There is a set of "base schema" tables in the maxwell database - tables, columns, databases. This is where we capture the initial schema, the first time Maxwell is run.

As time progresses, maxwell will see any modifications you make to the schema (these are part of the binlog). As each change occurs, Maxwell will generate an internal representation of what changed. Maxwell stores these diffs in the schemas table - each diff contains the following information to place it in the timeline of your database:

This information creates a concrete timeline of the history of your schema for a given server. Given any binlog file+position (or gtid) and a last_heartbeat value, the current schema can be found by finding the "most recent" schema for this server_id, then following the chain of base_schema_id until it terminates (in a null, which means we've reached the initial captured schema).

"Most recent" should be fairly intuitive - firstly we sort by last_heartbeat_read, then by binlog_file, then binlog_position. We limit the search to values "before" the binlog position we're searching for, because we don't want to use a schema corresponding to a change that is "in the future" - i.e. further ahead in the binlog than our current position.

Master failover

Schemas are important for master failover.

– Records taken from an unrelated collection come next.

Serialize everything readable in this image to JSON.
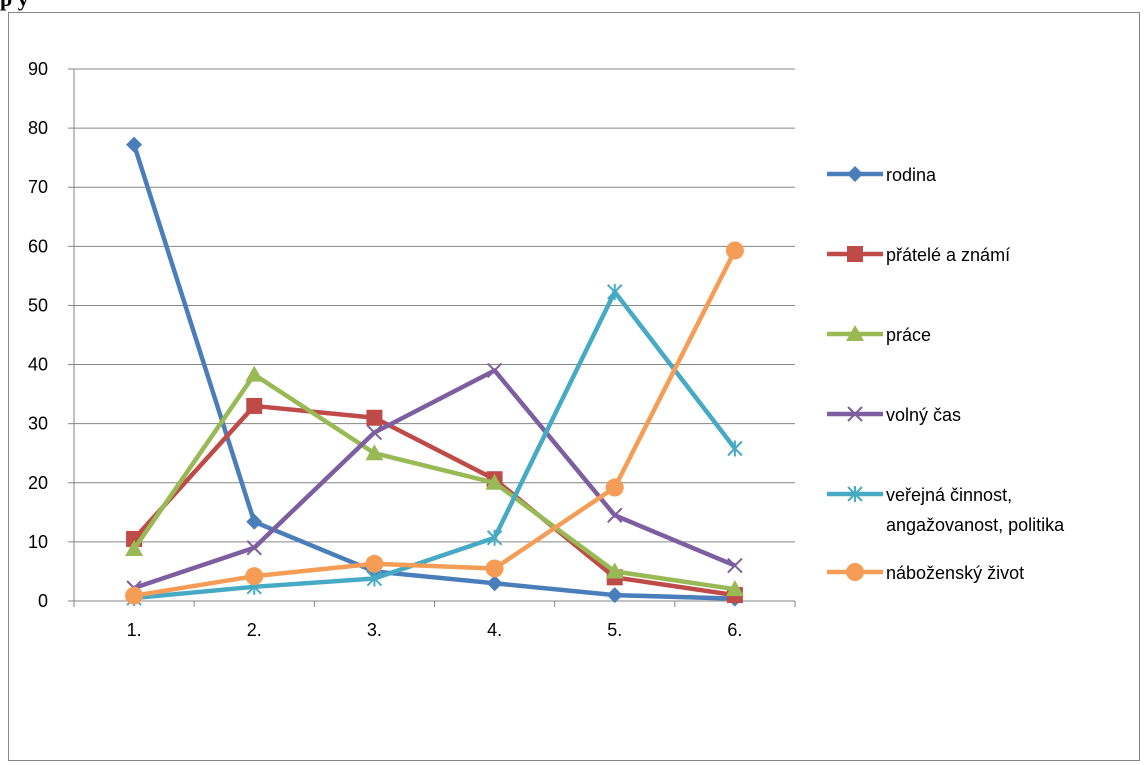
{
  "page_title": "p     y",
  "chart_data": {
    "type": "line",
    "categories": [
      "1.",
      "2.",
      "3.",
      "4.",
      "5.",
      "6."
    ],
    "ylim": [
      0,
      90
    ],
    "y_ticks": [
      0,
      10,
      20,
      30,
      40,
      50,
      60,
      70,
      80,
      90
    ],
    "grid": true,
    "legend_position": "right",
    "series": [
      {
        "name": "rodina",
        "label_lines": [
          "rodina"
        ],
        "color": "#4a7ebb",
        "marker": "diamond",
        "values": [
          77.2,
          13.4,
          5,
          3,
          1,
          0.4
        ]
      },
      {
        "name": "přátelé a známí",
        "label_lines": [
          "přátelé a známí"
        ],
        "color": "#be4b48",
        "marker": "square",
        "values": [
          10.5,
          33,
          31,
          20.6,
          4,
          1
        ]
      },
      {
        "name": "práce",
        "label_lines": [
          "práce"
        ],
        "color": "#98b954",
        "marker": "triangle",
        "values": [
          8.8,
          38.3,
          25,
          20,
          5,
          2
        ]
      },
      {
        "name": "volný čas",
        "label_lines": [
          "volný čas"
        ],
        "color": "#7d5fa0",
        "marker": "x",
        "values": [
          2.2,
          9,
          28.5,
          39,
          14.5,
          6
        ]
      },
      {
        "name": "veřejná činnost, angažovanost, politika",
        "label_lines": [
          "veřejná činnost,",
          "angažovanost, politika"
        ],
        "color": "#46aac5",
        "marker": "star",
        "values": [
          0.5,
          2.4,
          3.8,
          10.7,
          52.3,
          25.8
        ]
      },
      {
        "name": "náboženský život",
        "label_lines": [
          "náboženský život"
        ],
        "color": "#f59d56",
        "marker": "circle",
        "values": [
          0.9,
          4.2,
          6.3,
          5.5,
          19.2,
          59.3
        ]
      }
    ]
  }
}
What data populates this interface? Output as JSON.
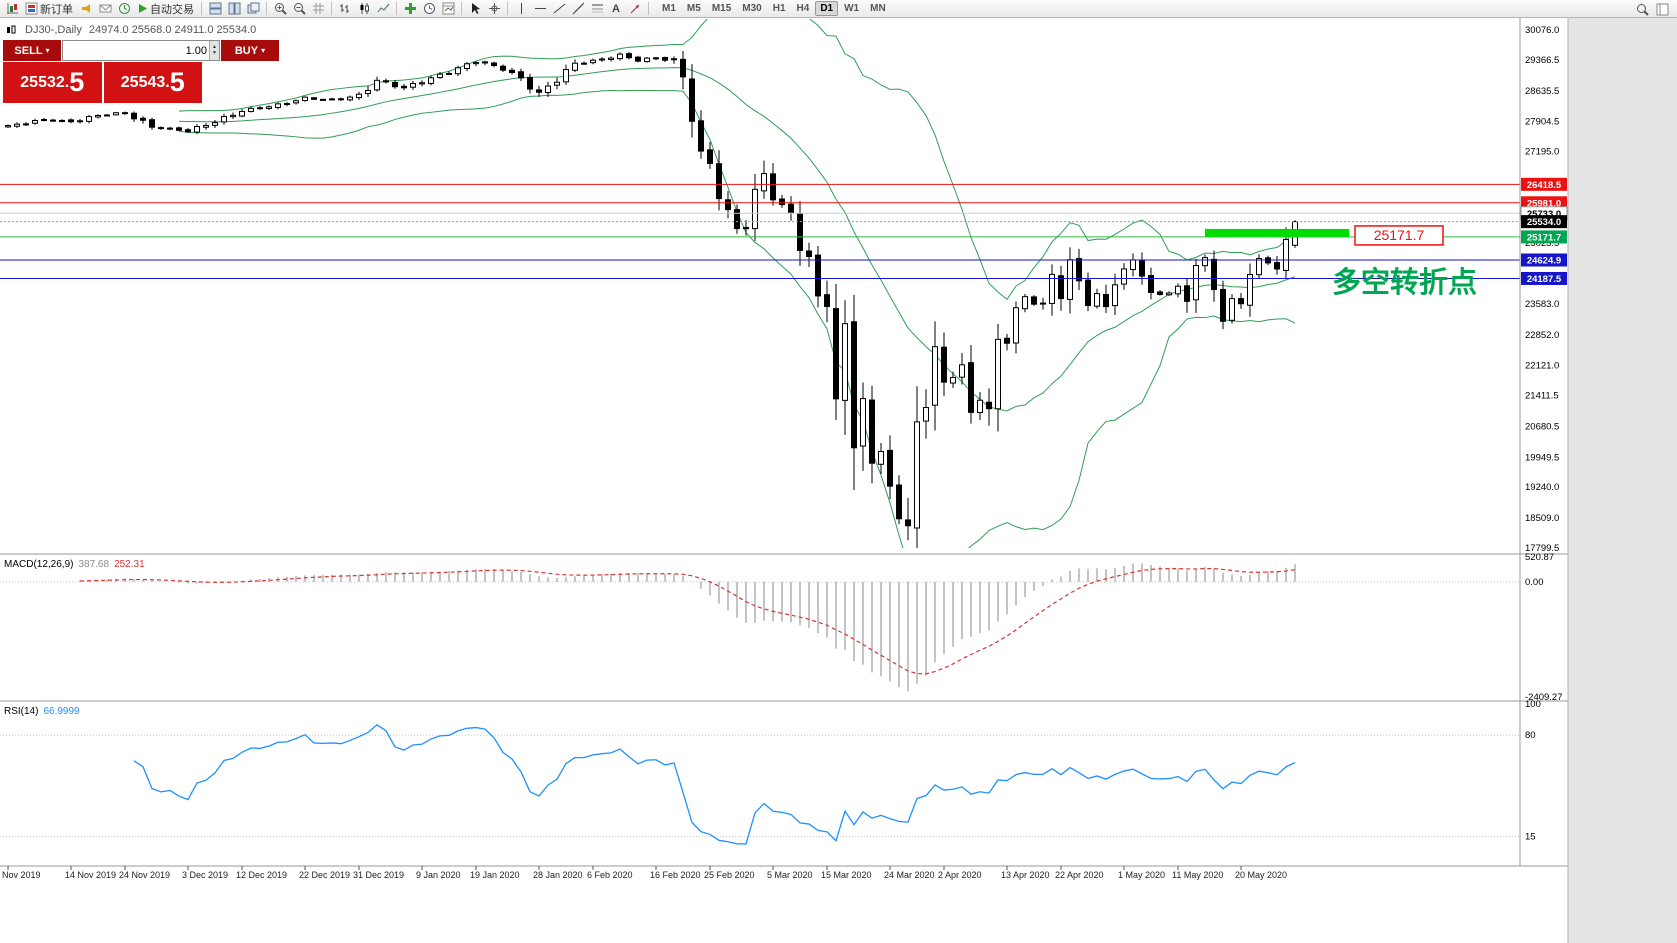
{
  "toolbar": {
    "new_order": "新订单",
    "auto_trading": "自动交易",
    "timeframes": [
      "M1",
      "M5",
      "M15",
      "M30",
      "H1",
      "H4",
      "D1",
      "W1",
      "MN"
    ],
    "active_timeframe": "D1"
  },
  "icons": {
    "dropdown_caret": "▾",
    "spin_up": "▲",
    "spin_down": "▼",
    "text_tool": "A"
  },
  "header": {
    "symbol": "DJ30-,Daily",
    "ohlc": "24974.0 25568.0 24911.0 25534.0"
  },
  "trade": {
    "sell_label": "SELL",
    "buy_label": "BUY",
    "volume": "1.00",
    "sell_price_main": "25532.",
    "sell_price_big": "5",
    "buy_price_main": "25543.",
    "buy_price_big": "5"
  },
  "annotations": {
    "level_label": "25171.7",
    "turning_point": "多空转折点"
  },
  "price_axis_labels": [
    "30076.0",
    "29366.5",
    "28635.5",
    "27904.5",
    "27195.0",
    "25023.5",
    "23583.0",
    "22852.0",
    "22121.0",
    "21411.5",
    "20680.5",
    "19949.5",
    "19240.0",
    "18509.0",
    "17799.5"
  ],
  "hlines": [
    {
      "price": 26418.5,
      "tag": "26418.5",
      "line": "#ee1111",
      "dash": "",
      "tag_bg": "#ee1111",
      "tag_fg": "#ffffff"
    },
    {
      "price": 25981.0,
      "tag": "25981.0",
      "line": "#ee1111",
      "dash": "",
      "tag_bg": "#ee1111",
      "tag_fg": "#ffffff"
    },
    {
      "price": 25733.0,
      "tag": "25733.0",
      "line": "#cccccc",
      "dash": "",
      "tag_bg": "#ffffff",
      "tag_fg": "#000000"
    },
    {
      "price": 25534.0,
      "tag": "25534.0",
      "line": "#999999",
      "dash": "2,2",
      "tag_bg": "#000000",
      "tag_fg": "#ffffff"
    },
    {
      "price": 25171.7,
      "tag": "25171.7",
      "line": "#2dbb45",
      "dash": "",
      "tag_bg": "#00a651",
      "tag_fg": "#ffffff"
    },
    {
      "price": 24624.9,
      "tag": "24624.9",
      "line": "#1616c8",
      "dash": "",
      "tag_bg": "#1616c8",
      "tag_fg": "#ffffff"
    },
    {
      "price": 24187.5,
      "tag": "24187.5",
      "line": "#1616c8",
      "dash": "",
      "tag_bg": "#1616c8",
      "tag_fg": "#ffffff"
    }
  ],
  "macd_panel": {
    "name": "MACD(12,26,9)",
    "main_value": "387.68",
    "signal_value": "252.31",
    "axis": [
      {
        "t": "520.87",
        "v": 520.87
      },
      {
        "t": "0.00",
        "v": 0
      },
      {
        "t": "-2409.27",
        "v": -2409.27
      }
    ]
  },
  "rsi_panel": {
    "name": "RSI(14)",
    "value": "66.9999",
    "axis": [
      {
        "t": "100",
        "v": 100
      },
      {
        "t": "80",
        "v": 80
      },
      {
        "t": "15",
        "v": 15
      }
    ]
  },
  "dates": [
    [
      "Nov 2019",
      0
    ],
    [
      "14 Nov 2019",
      7
    ],
    [
      "24 Nov 2019",
      13
    ],
    [
      "3 Dec 2019",
      20
    ],
    [
      "12 Dec 2019",
      26
    ],
    [
      "22 Dec 2019",
      33
    ],
    [
      "31 Dec 2019",
      39
    ],
    [
      "9 Jan 2020",
      46
    ],
    [
      "19 Jan 2020",
      52
    ],
    [
      "28 Jan 2020",
      59
    ],
    [
      "6 Feb 2020",
      65
    ],
    [
      "16 Feb 2020",
      72
    ],
    [
      "25 Feb 2020",
      78
    ],
    [
      "5 Mar 2020",
      85
    ],
    [
      "15 Mar 2020",
      91
    ],
    [
      "24 Mar 2020",
      98
    ],
    [
      "2 Apr 2020",
      104
    ],
    [
      "13 Apr 2020",
      111
    ],
    [
      "22 Apr 2020",
      117
    ],
    [
      "1 May 2020",
      124
    ],
    [
      "11 May 2020",
      130
    ],
    [
      "20 May 2020",
      137
    ]
  ],
  "chart_data": {
    "type": "candlestick",
    "symbol": "DJ30",
    "timeframe": "Daily",
    "bars": 144,
    "price_top": 30076.0,
    "price_bottom": 17799.5,
    "last_candle": {
      "open": 24974.0,
      "high": 25568.0,
      "low": 24911.0,
      "close": 25534.0
    },
    "close_anchors": [
      [
        0,
        27800
      ],
      [
        4,
        27950
      ],
      [
        7,
        27900
      ],
      [
        10,
        28050
      ],
      [
        13,
        28120
      ],
      [
        16,
        27780
      ],
      [
        20,
        27680
      ],
      [
        23,
        27900
      ],
      [
        26,
        28160
      ],
      [
        30,
        28300
      ],
      [
        33,
        28460
      ],
      [
        36,
        28420
      ],
      [
        39,
        28520
      ],
      [
        41,
        28880
      ],
      [
        44,
        28700
      ],
      [
        46,
        28860
      ],
      [
        49,
        29080
      ],
      [
        52,
        29340
      ],
      [
        55,
        29160
      ],
      [
        57,
        28920
      ],
      [
        59,
        28560
      ],
      [
        61,
        28900
      ],
      [
        63,
        29280
      ],
      [
        65,
        29340
      ],
      [
        68,
        29480
      ],
      [
        70,
        29360
      ],
      [
        72,
        29420
      ],
      [
        74,
        29340
      ],
      [
        75,
        28990
      ],
      [
        76,
        27990
      ],
      [
        77,
        27100
      ],
      [
        78,
        26950
      ],
      [
        79,
        26150
      ],
      [
        80,
        25710
      ],
      [
        81,
        25400
      ],
      [
        82,
        25420
      ],
      [
        83,
        26190
      ],
      [
        84,
        26730
      ],
      [
        85,
        26100
      ],
      [
        86,
        25880
      ],
      [
        87,
        25820
      ],
      [
        88,
        24890
      ],
      [
        89,
        24600
      ],
      [
        90,
        23850
      ],
      [
        91,
        23550
      ],
      [
        92,
        21230
      ],
      [
        93,
        23200
      ],
      [
        94,
        20190
      ],
      [
        95,
        21240
      ],
      [
        96,
        19900
      ],
      [
        97,
        20090
      ],
      [
        98,
        19170
      ],
      [
        99,
        18590
      ],
      [
        100,
        18320
      ],
      [
        101,
        20700
      ],
      [
        102,
        21230
      ],
      [
        103,
        22550
      ],
      [
        104,
        21650
      ],
      [
        105,
        21920
      ],
      [
        106,
        22110
      ],
      [
        107,
        20940
      ],
      [
        108,
        21410
      ],
      [
        109,
        21060
      ],
      [
        110,
        22680
      ],
      [
        111,
        22750
      ],
      [
        112,
        23440
      ],
      [
        113,
        23720
      ],
      [
        114,
        23620
      ],
      [
        115,
        23520
      ],
      [
        116,
        24240
      ],
      [
        117,
        23820
      ],
      [
        118,
        24560
      ],
      [
        119,
        24100
      ],
      [
        120,
        23650
      ],
      [
        121,
        23780
      ],
      [
        122,
        23500
      ],
      [
        123,
        24140
      ],
      [
        124,
        24350
      ],
      [
        125,
        24620
      ],
      [
        126,
        24340
      ],
      [
        127,
        23760
      ],
      [
        128,
        23810
      ],
      [
        129,
        23870
      ],
      [
        130,
        23950
      ],
      [
        131,
        23660
      ],
      [
        132,
        24580
      ],
      [
        133,
        24600
      ],
      [
        134,
        23950
      ],
      [
        135,
        23250
      ],
      [
        136,
        23630
      ],
      [
        137,
        23620
      ],
      [
        138,
        24350
      ],
      [
        139,
        24600
      ],
      [
        140,
        24570
      ],
      [
        141,
        24460
      ],
      [
        142,
        25000
      ],
      [
        143,
        25534
      ]
    ],
    "highlight": {
      "from_bar": 133,
      "to_bar": 149,
      "price": 25171.7
    },
    "indicators": {
      "bollinger_period": 20,
      "bollinger_dev": 2,
      "macd": [
        12,
        26,
        9
      ],
      "rsi_period": 14
    }
  }
}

When Maxwell detects that it is talking to a new server_id (one that differs from its stored position), it attempts a master failover (if enabled). It searches backwards in the new servers binlog files, looking for an update to maxwell.heartbeats corresponding to the timestamp stored in its position table.

Once it finds this (unique) update, it knows the binlog location for both the old and new master which correspond to the exact same event.

Using this information, maxwell creates a merge point - it finds the active schema for the old master's stored position, and then creates a new schema entry with an empty delta, the new server_id, and a base_schema_id of the previous schema. In this way, Maxwell is able to create a chain of schema updates even across different servers with different sets of binlogs.